O Movimento dos Trabalhadores Rurais Sem Terra (MST) comemorou nesta sexta-feira (3) a criação de três novos assentamentos da reforma agrária no Paraná, resultado de uma negociação que encerra mais de dez anos de mobilização das comunidades diretamente envolvidas e quase três décadas de disputas fundiárias na região da antiga empresa madeireira Araupel.
Durante ato realizado na comunidade Herdeiros da Terra de 1º de Maio, em Rio Bonito do Iguaçu, a ministra do Desenvolvimento Agrário e Agricultura Familiar, Fernanda Machiaveli, oficializou a destinação de cerca de 33 mil hectares para a reforma agrária. A medida beneficia aproximadamente duas mil famílias das comunidades Herdeiros da Terra de 1º de Maio, Tomás Balduíno e Palestina Livre.
Segundo o MST, a regularização amplia o maior complexo de reforma agrária da América Latina, que hoje reúne mais de 5.500 famílias distribuídas entre 24 assentamentos e acampamentos em cerca de 87 mil hectares localizados em seis municípios do Paraná.
Conquista encerra décadas de disputa
A história da área remonta a 17 de abril de 1996, quando famílias Sem Terra iniciaram as primeiras ocupações em terras consideradas griladas da então empresa Giacomet Marodin, posteriormente incorporada pela Araupel.

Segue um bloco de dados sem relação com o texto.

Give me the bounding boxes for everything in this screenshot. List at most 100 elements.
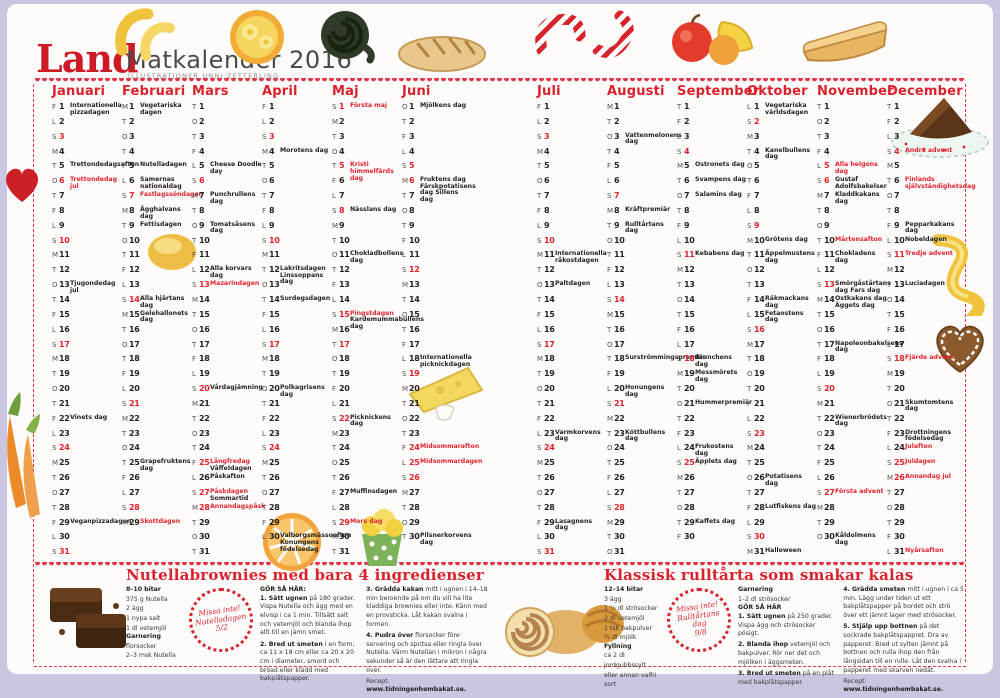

Desde então, o território tornou-se um dos principais símbolos da luta pela reforma agrária no país, marcado por sucessivas ocupações, reintegrações de posse, disputas judiciais e negociações envolvendo diferentes órgãos públicos.
O acordo que possibilitou a criação dos três novos assentamentos foi construído ao longo de aproximadamente dois anos de negociações entre o Instituto Nacional de Colonização e Reforma Agrária (Incra), o Ministério do Desenvolvimento Agrário, a Advocacia-Geral da União (AGU), o Ministério Público Federal, o Tribunal Regional Federal da 4ª Região, o Tribunal de Justiça do Paraná e representantes da empresa proprietária das áreas.
Governo destaca função social da terra
Durante a cerimônia, Fernanda Machiaveli afirmou que a oficialização representa o cumprimento do princípio constitucional da função social da propriedade.
Segundo a ministra, a criação dos assentamentos simboliza “a vitória da função social da terra, da justiça sobre a grilagem e sobre a monocultura”, lembrando que a reforma agrária está prevista na Constituição Federal.
Além da assinatura dos atos de criação dos assentamentos, a programação incluiu visita à Feira da Reforma Agrária, exposição da produção agrícola das cooperativas do MST, atividades culturais e um almoço comunitário organizado pelas famílias assentadas.
Produção de alimentos
Segundo o MST, os assentamentos do Paraná contam atualmente com 26 cooperativas e associações responsáveis pelo fornecimento de alimentos destinados a programas públicos, como o Programa Nacional de Alimentação Escolar (PNAE) e o Programa de Aquisição de Alimentos (PAA).
De acordo com dados apresentados pelo movimento, somente em 2025 foram comercializadas cerca de 40 mil toneladas de alimentos produzidos nos assentamentos paranaenses, abastecendo milhares de escolas e programas de segurança alimentar no estado.
Além da produção agrícola, o movimento afirma que os assentamentos mantêm 58 escolas do campo distribuídas em 28 municípios paranaenses, atendendo mais de cinco mil estudantes.
Para a direção nacional do MST, a criação dos três novos assentamentos representa um marco na consolidação da reforma agrária na região e reforça a permanência das famílias no campo por meio da produção de alimentos, educação e organização cooperativa.